Le ragioni del "no" e il tempo del "sì"
Appartengo
a una generazione orfana di “sì”. Il “no” mi è piovuto addosso in una stagione
beffarda, lasciandomi poco spazio per pensarlo. In politica, il ventennio
berlusconiano ha fatto a pezzi quel che restava del bene comune e ha tradito il
grande sogno liberale di un Paese libero e giusto. Il mio “no”, quindi, è stato
al pari di una risposta estetica, “corporale”. In economia, il ladrocinio della
finanza globale nei confronti dei popoli del mondo e anche della middle class
europea, mi ha portato a viaggiare verso le latitudini della “decrescita
felice” e del consumo responsabile. Nella Chiesa, infine, il ventennio
wojtyliano-ruiniano, mi ha lasciato la sensazione che una Chiesa chiusa, non
aperta al mondo, vissuta come religione civile, la Chiesa della “legge” e dei
valori non negoziabili, ebbene “quella” Chiesa non mi apparterrà mai.
Oggi è un tempo di passaggio. Ne sento
l’odore solcando le vie delle nostre città o semplicemente vivendo il
quotidiano delle nostre vite. Alla frammentazione, sembra aver preso posto la
battaglia. Alle fragilità, anche esistenziali, il contarsi in rete.
Ai
miei “no” appassionati e contrariati di allora, si oppone il nuovo di una crisi
di sistema, sociale e relazionale insieme, che disegna sulla terra, e perfino
nel cielo – per chi ci crede – nuove rotte di umanesimo possibile.

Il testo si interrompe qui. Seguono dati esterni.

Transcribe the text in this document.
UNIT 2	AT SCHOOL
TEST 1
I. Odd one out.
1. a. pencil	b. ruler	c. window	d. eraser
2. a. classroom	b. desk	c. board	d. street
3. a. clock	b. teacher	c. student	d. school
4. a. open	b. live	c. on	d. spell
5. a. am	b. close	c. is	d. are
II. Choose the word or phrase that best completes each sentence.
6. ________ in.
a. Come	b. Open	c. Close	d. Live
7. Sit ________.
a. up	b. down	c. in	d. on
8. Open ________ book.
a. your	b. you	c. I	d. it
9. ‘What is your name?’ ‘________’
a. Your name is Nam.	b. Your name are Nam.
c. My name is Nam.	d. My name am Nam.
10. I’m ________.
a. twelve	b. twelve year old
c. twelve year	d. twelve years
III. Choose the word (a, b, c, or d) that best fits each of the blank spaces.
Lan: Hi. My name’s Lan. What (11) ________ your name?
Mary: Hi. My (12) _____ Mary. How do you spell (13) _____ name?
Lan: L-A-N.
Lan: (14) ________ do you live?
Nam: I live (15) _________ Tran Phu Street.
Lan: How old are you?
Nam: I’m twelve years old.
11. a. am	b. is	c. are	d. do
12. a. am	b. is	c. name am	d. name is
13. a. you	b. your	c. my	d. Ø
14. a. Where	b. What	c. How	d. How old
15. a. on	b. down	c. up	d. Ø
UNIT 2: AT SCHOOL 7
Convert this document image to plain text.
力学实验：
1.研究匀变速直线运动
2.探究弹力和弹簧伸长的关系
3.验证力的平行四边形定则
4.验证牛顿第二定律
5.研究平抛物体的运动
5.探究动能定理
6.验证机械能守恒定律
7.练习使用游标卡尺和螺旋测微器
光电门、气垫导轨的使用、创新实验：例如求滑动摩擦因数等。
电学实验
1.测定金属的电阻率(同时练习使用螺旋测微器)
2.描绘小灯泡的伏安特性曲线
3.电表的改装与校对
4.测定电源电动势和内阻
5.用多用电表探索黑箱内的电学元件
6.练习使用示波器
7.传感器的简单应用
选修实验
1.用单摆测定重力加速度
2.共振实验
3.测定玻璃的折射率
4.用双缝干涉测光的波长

Alle ragioni del “no” oppongo oggi il tempo
del “sì”.
In
politica, con una ventata di riformismo laico. Pratico, non idealista. Dico sì
alle riforme possibili, e a una tracciabilità della responsabilità nella res
publica che sia individuale e lasci segni di cittadinanza condivisa. Ai
populismi, ai razzisti di ogni dove, alla democrazia via web, agli utopisti
delle rivoluzioni non tanto incompiute ma nemmeno iniziate, faccio presente il
mio “sì”. Tollerante, rispettoso.
In
economia, dove liberismo e monetarismo senza scrupoli capiranno che è
arrivato il loro capolinea. Alla dittatura del pareggio di bilancio pubblico,
contrappongo il mio sì verso un post-keynesianesimo dove benessere, welfare e ricchezza vadano di
pari passo.
Nella
Chiesa, infine, dico “sì” alla buona notizia raccontata da papa Francesco. Alla Chiesa in dialogo con il mondo, ospedale da
campo per l’umanità ferita e impoverita.
Un
tempo per il “sì” e per i tanti “sì” della vita. Per sperare in un Paese
migliore e in una Chiesa più bella. E per tentare di vivere il “quanto basta”,
con i talenti che ognuno ha.
Un
tempo che lascerà tempo opportuno per guardare alle ragioni del “no” con
benevolenza e coscienza. E tradurle, queste sante benedette ragioni del “no”,
in pratiche di bene comune.
Un
tempo per il “sì” individuale ancor prima che politico. Di buon senso e buona
speranza.
Utile (anche) al buon governo di domani.